Machine learning and AI are frequently used buzzwords. In terms of application I’m not sure whether we’re in the killer app territory yet. I read someone on Twitter saying something to the effect of most AI can be replicated with some good SQL queries (which is a nice soundbite).
From a conversion perspective I use Eyequant quite a lot. It mimics heatmaps of user interaction from a design (either on live websites or on heatmaps/wireframes) so you can get an idea of how visitors will perceive a website and where they will focus on the design.
From their website:
“EyeQuant fuses leading neuroscience research with AI to accurately predict how people will react to digital designs.”
I have been working with a data scientist on a couple of research projects to try and parse reviews to get an idea of underlying perspectives. “Text mining” of reviews is not something unique, this article goes into some detail about how to use R to extract the data, but more importantly how to display it so that quantitative insights can be gleaned from the voice of consumer.
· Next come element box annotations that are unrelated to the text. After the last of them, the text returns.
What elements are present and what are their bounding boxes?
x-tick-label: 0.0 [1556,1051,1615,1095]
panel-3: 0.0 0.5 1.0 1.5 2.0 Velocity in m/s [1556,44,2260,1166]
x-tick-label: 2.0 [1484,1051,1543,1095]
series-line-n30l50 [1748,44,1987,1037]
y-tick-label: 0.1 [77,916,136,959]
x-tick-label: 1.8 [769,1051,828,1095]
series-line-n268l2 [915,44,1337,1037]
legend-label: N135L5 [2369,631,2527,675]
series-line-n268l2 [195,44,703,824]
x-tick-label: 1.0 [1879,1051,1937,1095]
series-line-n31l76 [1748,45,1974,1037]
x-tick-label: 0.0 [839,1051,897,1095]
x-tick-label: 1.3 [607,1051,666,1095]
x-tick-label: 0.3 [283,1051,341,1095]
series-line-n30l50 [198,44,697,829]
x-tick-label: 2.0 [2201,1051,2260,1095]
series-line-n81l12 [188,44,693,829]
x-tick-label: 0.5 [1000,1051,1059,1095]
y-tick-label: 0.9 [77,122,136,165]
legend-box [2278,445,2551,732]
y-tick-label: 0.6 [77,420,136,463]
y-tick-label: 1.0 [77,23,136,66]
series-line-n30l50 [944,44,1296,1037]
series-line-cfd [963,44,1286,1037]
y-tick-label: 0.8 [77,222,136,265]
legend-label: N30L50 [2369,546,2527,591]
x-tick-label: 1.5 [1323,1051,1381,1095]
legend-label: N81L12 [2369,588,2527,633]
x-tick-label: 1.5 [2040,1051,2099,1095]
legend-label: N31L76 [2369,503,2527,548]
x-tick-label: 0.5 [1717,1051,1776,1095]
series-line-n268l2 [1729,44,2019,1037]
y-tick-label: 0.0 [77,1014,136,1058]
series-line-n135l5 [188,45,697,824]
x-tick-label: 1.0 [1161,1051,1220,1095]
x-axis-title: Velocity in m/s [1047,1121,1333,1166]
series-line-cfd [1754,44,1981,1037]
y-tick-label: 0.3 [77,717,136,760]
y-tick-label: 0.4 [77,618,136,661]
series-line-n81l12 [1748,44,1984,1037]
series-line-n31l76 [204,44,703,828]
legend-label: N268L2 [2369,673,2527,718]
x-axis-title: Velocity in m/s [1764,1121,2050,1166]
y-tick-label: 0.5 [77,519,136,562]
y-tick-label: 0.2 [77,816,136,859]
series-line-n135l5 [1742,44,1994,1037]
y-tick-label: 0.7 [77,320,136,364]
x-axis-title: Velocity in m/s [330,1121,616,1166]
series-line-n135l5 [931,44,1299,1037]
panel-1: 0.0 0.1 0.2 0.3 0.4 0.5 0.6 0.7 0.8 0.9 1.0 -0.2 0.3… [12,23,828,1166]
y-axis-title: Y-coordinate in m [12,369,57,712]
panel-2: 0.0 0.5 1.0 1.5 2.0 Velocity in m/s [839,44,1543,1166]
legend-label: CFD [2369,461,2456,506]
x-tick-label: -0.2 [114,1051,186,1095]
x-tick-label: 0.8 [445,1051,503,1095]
Here are two examples of how I’ve used it:
- A company was selling the same products that Amazon stocked and my thoughts were to understand both the reviews and the questions asked by customers (as Amazon has such a volume of feedback it made this process easier to look at Amazon rather than on their site). One of the key products looked at was a bundle. If I use the example of a keyboard, computer and mouse I was surprised to see that most reviews focussed on the mouse, rather than on the core product. This lead to testing exposing more details about the mouse as we knew it was such a focus for visitors.
- The other was also to look at reviews for a high-tech product, but to understand what features people were most interested in. Once I found out what the focus was this helped to prioritise what to surface more and how to modify the architecture of the page used to promote this.
These are some pretty straightforward applications, but its interesting to understand that there is a wealth of data available, and if we can learn to unlock it efficiently we can be more efficient.